那些“黑色集团”的狗狗们被他一声充满威慑力的吆喝吓怔,后腿倒退几步,我莫名的有了种微妙的踏实。
他一面骑着车,一面冲那几只目前在我看来挺可怜的狗狗挥手道别:“以后别给老子看见你们,见一次打一次,听见没!”
再去看那些狗,各个龇牙咧嘴,喉间发出沉闷的呜呜声,一副想要反驳又无能为力的模样,他得意地笑出声,蹬车的力道加大了。
车子驶到湖泊,成排的柳树像一个个婀娜多姿的少女,微微低下头,望着湖水里的倒影,风吹拂起的柳叶就像是少女的长发,飘飘然,哗哗作响。
伴着和煦的清风,我听见他在前头唠叨:“狗仗人势说的一点没错,你看吧,只要气势拿捏得当,它们就不敢对你吠叫,哈哈。对人也一样。”
我顿时心生一计:“对你也一样。”
他仿佛觉察出我的小心思,先打起了感情牌:“呜呜,我错了行不,之前是我不对,我不该欺负你,我这不是想着弥补嘛。”
“我昨天问过老板娘有关你的事了……”
我警觉地凝眉:“干吗?”
“你名字真好听,嘿嘿。”他讪讪地捧我,没再说下去。
“关你屁事。”我冷哼。
我们这的村民一有啥不舒服的症状都是跑离这不远的镇卫生院,年轻人都在城里打拼,来看病的老人居多,我经常帮爷爷配药,很多医生也都认识我。
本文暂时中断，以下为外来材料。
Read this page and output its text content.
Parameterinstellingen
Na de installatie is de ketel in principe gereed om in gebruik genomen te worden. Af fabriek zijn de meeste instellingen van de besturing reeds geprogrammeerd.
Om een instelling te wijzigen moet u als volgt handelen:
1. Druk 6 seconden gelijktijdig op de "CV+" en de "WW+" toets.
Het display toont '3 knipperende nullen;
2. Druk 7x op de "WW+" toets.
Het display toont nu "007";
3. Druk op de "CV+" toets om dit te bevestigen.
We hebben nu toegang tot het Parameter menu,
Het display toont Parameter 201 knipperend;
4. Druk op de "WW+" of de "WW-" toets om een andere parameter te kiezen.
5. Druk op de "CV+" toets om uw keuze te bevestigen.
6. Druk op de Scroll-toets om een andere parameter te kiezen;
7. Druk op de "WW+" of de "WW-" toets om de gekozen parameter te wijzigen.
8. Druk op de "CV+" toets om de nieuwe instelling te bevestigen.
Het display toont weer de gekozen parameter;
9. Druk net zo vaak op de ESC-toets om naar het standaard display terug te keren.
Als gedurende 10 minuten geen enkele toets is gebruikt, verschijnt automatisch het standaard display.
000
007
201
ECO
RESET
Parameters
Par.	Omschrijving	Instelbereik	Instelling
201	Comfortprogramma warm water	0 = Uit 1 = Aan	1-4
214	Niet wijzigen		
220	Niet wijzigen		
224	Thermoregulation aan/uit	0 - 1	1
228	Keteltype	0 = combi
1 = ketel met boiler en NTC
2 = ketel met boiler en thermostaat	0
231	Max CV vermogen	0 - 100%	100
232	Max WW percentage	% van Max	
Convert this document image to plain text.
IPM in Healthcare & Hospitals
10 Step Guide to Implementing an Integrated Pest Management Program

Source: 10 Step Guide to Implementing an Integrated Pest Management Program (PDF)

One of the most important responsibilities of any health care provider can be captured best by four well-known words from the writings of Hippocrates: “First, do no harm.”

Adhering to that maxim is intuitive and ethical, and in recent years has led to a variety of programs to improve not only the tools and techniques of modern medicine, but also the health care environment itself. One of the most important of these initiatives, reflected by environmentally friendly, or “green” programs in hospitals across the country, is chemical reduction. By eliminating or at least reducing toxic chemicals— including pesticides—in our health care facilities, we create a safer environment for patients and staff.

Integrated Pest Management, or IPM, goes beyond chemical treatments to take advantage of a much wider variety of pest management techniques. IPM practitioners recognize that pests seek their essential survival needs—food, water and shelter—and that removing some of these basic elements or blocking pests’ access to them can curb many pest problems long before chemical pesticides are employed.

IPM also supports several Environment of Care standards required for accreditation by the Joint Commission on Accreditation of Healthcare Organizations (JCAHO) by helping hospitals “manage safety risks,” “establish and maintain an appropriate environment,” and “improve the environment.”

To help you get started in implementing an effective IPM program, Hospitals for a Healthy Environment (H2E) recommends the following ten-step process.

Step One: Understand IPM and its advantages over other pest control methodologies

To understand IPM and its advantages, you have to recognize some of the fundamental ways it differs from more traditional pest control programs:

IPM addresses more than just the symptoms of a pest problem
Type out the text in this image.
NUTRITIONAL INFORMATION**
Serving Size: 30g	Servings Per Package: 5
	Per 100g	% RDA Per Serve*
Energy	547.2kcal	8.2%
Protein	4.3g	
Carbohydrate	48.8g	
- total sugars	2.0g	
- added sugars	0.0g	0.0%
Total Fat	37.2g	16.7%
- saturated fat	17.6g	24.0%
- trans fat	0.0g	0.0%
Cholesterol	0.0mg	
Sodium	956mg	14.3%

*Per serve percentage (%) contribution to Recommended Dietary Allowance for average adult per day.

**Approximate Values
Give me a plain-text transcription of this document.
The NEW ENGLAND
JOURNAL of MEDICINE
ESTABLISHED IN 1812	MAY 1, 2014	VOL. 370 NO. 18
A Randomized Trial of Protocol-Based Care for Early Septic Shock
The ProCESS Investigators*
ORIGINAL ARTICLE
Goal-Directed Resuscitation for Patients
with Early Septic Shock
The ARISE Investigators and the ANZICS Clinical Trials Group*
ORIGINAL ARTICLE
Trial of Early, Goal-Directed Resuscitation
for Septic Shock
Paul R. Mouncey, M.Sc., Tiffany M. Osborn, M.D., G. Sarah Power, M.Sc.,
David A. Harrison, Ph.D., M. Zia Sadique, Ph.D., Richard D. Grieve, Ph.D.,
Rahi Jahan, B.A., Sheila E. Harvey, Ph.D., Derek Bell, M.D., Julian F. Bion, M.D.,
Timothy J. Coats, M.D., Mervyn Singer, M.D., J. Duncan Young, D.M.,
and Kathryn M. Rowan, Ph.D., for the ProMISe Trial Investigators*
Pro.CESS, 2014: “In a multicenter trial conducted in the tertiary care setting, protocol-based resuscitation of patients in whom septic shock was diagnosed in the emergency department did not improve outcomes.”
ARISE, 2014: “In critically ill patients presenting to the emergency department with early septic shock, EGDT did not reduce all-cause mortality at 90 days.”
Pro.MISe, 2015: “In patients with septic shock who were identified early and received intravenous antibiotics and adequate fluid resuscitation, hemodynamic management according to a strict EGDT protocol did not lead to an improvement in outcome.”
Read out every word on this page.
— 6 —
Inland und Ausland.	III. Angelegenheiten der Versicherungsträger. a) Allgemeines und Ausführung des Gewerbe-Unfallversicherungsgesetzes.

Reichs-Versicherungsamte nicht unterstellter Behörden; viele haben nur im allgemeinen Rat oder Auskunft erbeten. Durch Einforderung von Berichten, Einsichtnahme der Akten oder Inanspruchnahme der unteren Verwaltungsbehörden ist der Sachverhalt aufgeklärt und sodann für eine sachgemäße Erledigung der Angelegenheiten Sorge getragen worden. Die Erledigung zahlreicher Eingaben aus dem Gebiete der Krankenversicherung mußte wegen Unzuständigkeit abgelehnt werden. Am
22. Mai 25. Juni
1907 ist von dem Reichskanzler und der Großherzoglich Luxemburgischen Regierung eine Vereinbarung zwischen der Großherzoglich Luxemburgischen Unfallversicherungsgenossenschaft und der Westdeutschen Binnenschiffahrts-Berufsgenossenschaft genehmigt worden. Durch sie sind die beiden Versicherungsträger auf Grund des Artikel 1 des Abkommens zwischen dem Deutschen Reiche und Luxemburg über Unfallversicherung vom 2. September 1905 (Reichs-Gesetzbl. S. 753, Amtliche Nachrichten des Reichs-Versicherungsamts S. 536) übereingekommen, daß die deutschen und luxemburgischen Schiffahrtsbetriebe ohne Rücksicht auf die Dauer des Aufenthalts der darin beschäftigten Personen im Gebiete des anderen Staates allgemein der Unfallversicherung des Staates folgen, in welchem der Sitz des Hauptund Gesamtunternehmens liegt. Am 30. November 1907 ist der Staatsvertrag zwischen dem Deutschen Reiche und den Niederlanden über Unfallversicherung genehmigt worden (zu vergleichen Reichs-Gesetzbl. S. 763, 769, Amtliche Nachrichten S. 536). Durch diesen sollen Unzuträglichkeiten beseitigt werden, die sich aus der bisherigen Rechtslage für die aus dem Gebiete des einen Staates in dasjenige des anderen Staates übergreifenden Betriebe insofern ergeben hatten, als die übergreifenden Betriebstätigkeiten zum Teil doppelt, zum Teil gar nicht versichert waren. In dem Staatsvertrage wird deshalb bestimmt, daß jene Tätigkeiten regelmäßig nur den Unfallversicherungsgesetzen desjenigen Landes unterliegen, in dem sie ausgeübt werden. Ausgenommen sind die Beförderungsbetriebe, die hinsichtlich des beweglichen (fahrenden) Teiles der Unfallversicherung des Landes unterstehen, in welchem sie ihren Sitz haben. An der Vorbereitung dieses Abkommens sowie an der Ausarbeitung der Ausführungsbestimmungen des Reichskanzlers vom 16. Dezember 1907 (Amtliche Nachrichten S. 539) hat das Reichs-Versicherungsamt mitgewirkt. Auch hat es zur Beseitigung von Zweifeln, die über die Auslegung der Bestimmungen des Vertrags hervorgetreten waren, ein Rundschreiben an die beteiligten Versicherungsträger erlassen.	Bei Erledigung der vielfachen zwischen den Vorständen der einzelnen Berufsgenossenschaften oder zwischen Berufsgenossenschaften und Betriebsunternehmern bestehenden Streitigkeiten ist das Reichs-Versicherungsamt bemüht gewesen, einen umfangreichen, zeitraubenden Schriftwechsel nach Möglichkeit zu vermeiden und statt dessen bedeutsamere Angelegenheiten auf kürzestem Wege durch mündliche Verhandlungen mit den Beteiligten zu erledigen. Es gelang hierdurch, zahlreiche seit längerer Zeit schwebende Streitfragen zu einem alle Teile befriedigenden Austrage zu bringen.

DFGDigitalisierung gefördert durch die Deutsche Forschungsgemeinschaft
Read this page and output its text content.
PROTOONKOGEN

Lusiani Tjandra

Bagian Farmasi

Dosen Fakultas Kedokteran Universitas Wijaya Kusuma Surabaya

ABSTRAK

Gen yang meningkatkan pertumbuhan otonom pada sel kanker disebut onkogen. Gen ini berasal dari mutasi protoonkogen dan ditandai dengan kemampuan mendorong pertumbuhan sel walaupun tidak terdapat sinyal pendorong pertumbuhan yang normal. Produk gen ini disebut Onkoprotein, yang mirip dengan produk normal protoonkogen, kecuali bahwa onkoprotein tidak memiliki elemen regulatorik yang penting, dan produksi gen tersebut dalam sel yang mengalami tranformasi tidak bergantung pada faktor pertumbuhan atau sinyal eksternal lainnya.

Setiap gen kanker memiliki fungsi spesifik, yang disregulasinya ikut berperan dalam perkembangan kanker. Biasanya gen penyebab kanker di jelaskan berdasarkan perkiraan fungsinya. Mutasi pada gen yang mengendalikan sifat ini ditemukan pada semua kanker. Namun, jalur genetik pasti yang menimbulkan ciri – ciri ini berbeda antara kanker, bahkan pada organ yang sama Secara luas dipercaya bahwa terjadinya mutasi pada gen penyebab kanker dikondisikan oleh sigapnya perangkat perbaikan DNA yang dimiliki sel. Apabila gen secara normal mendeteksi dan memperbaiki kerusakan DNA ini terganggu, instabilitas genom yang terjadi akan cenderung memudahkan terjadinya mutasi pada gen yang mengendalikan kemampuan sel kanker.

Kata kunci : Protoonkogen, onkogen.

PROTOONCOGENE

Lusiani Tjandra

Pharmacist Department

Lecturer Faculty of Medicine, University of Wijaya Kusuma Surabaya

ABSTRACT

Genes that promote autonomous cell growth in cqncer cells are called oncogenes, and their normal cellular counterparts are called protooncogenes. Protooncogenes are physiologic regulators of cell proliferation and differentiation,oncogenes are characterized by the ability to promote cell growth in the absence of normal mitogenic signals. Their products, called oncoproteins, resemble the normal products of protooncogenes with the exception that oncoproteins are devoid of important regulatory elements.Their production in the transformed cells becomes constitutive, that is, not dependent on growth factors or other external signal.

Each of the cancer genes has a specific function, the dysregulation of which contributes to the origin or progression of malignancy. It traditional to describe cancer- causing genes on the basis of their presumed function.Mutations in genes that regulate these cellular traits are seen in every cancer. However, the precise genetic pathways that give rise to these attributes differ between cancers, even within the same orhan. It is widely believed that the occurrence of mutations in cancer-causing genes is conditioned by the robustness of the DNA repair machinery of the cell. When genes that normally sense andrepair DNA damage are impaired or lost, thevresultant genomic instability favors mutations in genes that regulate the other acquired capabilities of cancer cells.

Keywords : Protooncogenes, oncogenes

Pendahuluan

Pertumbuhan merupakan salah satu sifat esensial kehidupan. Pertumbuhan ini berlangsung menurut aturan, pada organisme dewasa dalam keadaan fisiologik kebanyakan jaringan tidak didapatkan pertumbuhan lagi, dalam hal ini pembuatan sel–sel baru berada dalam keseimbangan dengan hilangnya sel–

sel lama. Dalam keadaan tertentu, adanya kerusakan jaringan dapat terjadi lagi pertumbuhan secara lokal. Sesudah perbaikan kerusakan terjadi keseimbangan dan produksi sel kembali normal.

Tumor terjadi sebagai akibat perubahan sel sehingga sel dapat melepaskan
几年前,设备还是落后的年代,卫生院不取号头,天天被挤破大门,这两年从城里引进了些设备,来看病的一一取号排队,秩序上改善很多。
我望着手里的号码纸出了神。温慕杨坐我边上,凑过来试探性地问我:“是给陶爷爷配药吧?”
我不假思索地点头。
他轻叹道:“年纪大了总是会这里出问题,那里出问题,该来的总是要来,预防也没用,唉!”
我慵懒地抬眸,缓声说道:“没时间预防,我们都在为生活奔波劳碌,医生说,爷爷的病是长久积累起来的,除了多加休息以外,就是吃药控制,可是他说啊,一旦休息了,我就没饭吃了啊,他为了我就拼命的干活啊干活。”
之后,我俩相隔甚久的缄默,我微微侧头,瞥着他穿着靓丽的休闲服和脚上干净的运动鞋,一看就是城里来的孩子,是我攀不到的境界。
既然是城里来的,不明白我们的苦头,我也能理解,从小穿金戴银,衣食无忧,怎能感受到有一顿没一顿的日子,亦怎能体会担惊受怕的心情。
我被叫到三号诊室,还是原来的看诊医生,他抬头看到是我,立刻扯下处方单,唰唰写了起来,头也不抬地询问我:“还是老样子?”
我微怔:“嗯。”
他利落地把方子递给我,语重心长道:“过段时间让你爷爷来我们这检查检查身体吧,光吃药也不行呢,还不知道身体里有啥变化。”
我想着这会是一个艰巨的任务,对于拘泥小节的陶爷爷来说,所以我没发声,只是微微点了点头。